Exploratory data analysis and visualization

Intro to Data Analytics

Why we visualize data

  • Explore data
  • Tell stories, discursive and argumentative communication

Chart responsibly

  • Storytelling with data comes with responsibility.

  • It’s easy to manipulate perception through design choices.

  • Consider crime maps in major cities: If only raw crime numbers are displayed, high-population areas will always appear as the most dangerous. However, normalizing by population density or comparing trends over time provides a more accurate story.

Questions to ask

Every visualization carries an implicit argument, whether we acknowledge it or not. Ask:

  • What am I emphasizing? What am I leaving out? What assumptions am I making about my audience?

Great visualizations don’t just present data—they invite dialogue.

Notes on where we are heading

  • More dplyr and ggplot basics. Learning outcomes:

    • Know how to summarize data in tables and plots.

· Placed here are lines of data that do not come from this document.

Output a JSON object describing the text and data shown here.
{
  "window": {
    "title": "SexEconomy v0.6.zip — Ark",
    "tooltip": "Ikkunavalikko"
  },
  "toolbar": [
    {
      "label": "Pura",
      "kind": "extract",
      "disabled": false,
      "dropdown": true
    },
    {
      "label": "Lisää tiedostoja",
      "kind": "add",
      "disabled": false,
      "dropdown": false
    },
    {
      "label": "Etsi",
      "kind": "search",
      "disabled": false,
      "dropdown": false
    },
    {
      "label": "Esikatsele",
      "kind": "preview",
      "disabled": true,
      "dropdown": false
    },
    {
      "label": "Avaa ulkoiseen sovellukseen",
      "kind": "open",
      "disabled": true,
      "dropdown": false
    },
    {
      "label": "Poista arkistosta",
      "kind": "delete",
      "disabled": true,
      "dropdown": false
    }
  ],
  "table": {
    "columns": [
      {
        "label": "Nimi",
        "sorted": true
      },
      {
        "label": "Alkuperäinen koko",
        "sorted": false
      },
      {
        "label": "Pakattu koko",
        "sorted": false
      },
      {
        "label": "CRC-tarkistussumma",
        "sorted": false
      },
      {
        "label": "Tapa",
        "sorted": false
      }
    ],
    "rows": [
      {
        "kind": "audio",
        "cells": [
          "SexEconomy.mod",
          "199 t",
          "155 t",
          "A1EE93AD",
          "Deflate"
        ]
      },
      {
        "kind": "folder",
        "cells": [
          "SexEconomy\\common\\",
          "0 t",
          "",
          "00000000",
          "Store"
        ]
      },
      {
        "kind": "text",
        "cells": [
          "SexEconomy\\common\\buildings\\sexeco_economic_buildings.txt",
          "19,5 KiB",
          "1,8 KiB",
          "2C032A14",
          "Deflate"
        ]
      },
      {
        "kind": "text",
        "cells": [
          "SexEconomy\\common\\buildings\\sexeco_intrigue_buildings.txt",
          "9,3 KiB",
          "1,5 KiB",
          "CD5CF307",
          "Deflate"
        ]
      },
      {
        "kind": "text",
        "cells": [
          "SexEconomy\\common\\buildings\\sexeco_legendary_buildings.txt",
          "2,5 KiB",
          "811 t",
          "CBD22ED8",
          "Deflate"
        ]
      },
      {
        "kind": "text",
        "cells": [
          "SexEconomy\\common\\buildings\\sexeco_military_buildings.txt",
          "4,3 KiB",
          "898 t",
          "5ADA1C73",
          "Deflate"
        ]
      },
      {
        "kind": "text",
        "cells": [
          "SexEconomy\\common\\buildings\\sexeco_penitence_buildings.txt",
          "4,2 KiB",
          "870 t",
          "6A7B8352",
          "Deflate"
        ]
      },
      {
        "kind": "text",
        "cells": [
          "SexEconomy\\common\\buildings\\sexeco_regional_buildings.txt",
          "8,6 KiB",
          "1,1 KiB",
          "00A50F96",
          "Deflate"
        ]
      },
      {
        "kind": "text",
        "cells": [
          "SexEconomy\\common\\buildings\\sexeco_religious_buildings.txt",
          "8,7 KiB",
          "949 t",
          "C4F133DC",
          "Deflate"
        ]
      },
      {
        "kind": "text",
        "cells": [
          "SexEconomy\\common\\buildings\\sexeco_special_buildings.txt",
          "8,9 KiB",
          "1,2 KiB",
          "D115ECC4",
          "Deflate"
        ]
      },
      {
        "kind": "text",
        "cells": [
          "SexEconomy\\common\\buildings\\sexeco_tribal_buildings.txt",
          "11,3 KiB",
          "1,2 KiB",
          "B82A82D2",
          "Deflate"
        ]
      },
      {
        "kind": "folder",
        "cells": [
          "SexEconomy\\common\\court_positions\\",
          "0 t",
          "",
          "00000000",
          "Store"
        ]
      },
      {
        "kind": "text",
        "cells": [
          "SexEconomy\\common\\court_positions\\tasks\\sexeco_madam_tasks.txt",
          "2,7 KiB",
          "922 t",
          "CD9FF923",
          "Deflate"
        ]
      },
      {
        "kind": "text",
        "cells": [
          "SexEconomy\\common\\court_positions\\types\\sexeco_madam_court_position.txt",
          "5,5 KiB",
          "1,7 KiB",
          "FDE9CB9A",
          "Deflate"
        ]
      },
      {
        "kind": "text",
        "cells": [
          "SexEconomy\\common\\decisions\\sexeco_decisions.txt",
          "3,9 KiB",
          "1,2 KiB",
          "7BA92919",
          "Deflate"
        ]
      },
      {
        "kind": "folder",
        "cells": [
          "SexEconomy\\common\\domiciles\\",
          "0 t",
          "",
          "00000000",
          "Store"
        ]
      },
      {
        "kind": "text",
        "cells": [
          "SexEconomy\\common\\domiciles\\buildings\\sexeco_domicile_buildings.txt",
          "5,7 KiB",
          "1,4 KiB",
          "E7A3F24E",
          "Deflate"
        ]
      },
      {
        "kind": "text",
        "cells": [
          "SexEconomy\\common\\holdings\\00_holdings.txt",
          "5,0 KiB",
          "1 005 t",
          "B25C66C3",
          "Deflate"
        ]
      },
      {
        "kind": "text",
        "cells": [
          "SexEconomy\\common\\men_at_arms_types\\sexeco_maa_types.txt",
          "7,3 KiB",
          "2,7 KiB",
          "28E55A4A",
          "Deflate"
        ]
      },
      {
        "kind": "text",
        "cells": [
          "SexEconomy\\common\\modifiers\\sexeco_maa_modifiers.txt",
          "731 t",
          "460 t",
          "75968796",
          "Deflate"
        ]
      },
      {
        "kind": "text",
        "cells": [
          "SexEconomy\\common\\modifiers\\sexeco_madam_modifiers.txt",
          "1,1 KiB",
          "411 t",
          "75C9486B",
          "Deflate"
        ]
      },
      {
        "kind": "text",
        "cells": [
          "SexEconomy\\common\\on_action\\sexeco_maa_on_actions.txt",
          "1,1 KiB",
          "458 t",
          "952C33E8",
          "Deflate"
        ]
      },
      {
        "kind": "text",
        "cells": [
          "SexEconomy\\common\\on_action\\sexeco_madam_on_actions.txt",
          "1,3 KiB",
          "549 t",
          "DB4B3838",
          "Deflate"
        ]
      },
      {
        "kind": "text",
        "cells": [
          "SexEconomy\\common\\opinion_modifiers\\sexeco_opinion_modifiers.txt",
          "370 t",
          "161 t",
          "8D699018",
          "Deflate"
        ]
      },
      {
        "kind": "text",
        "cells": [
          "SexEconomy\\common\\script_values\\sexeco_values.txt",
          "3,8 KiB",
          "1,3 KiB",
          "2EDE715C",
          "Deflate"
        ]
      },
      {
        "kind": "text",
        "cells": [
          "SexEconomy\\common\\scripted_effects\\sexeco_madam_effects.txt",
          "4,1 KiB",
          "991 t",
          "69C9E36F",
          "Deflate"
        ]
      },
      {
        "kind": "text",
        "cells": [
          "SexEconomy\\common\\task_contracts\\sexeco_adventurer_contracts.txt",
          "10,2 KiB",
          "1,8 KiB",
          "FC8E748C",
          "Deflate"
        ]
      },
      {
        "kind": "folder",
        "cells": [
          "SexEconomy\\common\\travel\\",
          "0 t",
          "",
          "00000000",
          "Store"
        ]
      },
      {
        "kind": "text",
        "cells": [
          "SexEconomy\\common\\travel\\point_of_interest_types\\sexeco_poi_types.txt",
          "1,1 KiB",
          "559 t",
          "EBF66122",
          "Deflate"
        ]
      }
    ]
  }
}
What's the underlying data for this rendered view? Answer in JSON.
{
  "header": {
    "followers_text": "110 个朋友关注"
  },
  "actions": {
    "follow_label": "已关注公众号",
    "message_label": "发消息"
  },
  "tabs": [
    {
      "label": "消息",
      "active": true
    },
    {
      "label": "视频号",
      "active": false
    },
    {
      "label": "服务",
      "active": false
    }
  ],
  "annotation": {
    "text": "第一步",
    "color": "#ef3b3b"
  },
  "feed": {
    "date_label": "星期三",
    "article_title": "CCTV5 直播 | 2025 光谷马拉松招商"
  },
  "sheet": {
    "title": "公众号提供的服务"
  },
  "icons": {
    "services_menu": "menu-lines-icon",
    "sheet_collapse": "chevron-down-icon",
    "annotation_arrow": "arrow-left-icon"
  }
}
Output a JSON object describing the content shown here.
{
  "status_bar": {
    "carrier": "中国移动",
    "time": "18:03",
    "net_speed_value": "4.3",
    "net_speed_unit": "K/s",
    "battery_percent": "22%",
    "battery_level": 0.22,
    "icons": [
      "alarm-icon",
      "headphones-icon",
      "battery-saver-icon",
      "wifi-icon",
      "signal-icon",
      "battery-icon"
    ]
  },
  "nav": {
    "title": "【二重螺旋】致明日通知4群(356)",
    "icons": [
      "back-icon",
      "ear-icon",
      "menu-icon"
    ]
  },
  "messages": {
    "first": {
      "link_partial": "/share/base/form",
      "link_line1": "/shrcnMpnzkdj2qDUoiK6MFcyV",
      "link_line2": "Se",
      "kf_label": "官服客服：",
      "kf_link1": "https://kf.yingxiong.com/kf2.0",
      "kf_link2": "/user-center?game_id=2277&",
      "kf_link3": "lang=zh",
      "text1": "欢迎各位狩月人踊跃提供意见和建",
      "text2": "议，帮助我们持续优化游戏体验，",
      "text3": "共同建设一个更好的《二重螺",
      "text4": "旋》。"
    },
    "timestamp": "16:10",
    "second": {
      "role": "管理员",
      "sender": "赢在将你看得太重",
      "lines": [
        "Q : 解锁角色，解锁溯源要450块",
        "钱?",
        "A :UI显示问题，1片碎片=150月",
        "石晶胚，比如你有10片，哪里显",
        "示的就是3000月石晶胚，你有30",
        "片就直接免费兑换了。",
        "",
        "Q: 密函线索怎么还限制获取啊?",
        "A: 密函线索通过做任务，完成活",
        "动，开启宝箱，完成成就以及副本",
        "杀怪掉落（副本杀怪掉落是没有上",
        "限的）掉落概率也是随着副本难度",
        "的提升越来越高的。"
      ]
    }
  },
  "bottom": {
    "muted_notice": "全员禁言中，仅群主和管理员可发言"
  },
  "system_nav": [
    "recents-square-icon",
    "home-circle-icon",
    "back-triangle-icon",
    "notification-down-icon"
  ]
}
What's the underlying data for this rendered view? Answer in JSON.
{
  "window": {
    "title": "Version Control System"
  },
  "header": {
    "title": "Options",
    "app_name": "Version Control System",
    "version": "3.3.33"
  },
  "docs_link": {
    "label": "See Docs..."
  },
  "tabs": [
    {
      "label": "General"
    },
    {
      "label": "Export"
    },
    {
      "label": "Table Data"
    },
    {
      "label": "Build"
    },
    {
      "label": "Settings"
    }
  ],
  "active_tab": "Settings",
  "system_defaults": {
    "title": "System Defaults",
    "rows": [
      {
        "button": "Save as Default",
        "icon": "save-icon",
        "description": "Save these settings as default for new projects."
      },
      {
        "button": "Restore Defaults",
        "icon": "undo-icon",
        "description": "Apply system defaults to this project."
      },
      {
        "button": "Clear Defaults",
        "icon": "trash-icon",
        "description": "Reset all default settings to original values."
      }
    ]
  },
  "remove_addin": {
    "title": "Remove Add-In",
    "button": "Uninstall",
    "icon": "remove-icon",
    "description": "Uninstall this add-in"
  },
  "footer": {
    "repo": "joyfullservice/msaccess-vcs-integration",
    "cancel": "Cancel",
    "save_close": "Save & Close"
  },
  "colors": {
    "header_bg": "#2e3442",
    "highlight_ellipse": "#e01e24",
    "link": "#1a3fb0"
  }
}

    • Know how to use categorical and numerical data in plots.

  • Then, moving on to data wrangling: reshaping data (Ch 11) and table joins (Ch 12)

  • Then more visualization and statistical analysis

Why are we here?

Exploratory Data Analysis!

Exploratory Data Analysis

“A state of mind”

  • Generate questions about your data.

  • Search for answers by visualizing, transforming, and modelling your data.

  • Use what you learn to refine your questions and/or generate new questions.

Exploratory Data Analysis refers to the critical process of performing initial investigations on data so as to discover patterns,to spot anomalies,to test hypothesis and to check assumptions with the help of summary statistics and graphical representations.

Learn more: What is EDA?

Exploratory Data Analysis

  1. What type of variation occurs within my variables?

  2. What type of covariation occurs between my variables?

Exploratory Data Analysis

  • Summarizing data

    • Summary statistics

    • Univariate plots (geom_line, distribution plots)

    • Bar plots

  • Understanding relationships between variables

    • Scatter plots
  • Understanding and comparing distributions

    • Side-by-side box plots or violin plots

What are the geoms we have used so far?

Some review: ggplot

Basic components

  1. Data – data frame object
  2. Geometry – geom_* can have more than one on a plot
  3. Aesthetic mapping – aes() connects data properties and graph features – what must go in there and what can go in there depends on the geometry being used.

Basic visualizations

  • Histogram: distribution across buckets
  • Smooth density plot: the proportion of observations, “pretty histogram”
  • Bar chart: distribution of observations across categories

Basic visualizations

  • Histogram: numeric data, across a range of values on the x-axis.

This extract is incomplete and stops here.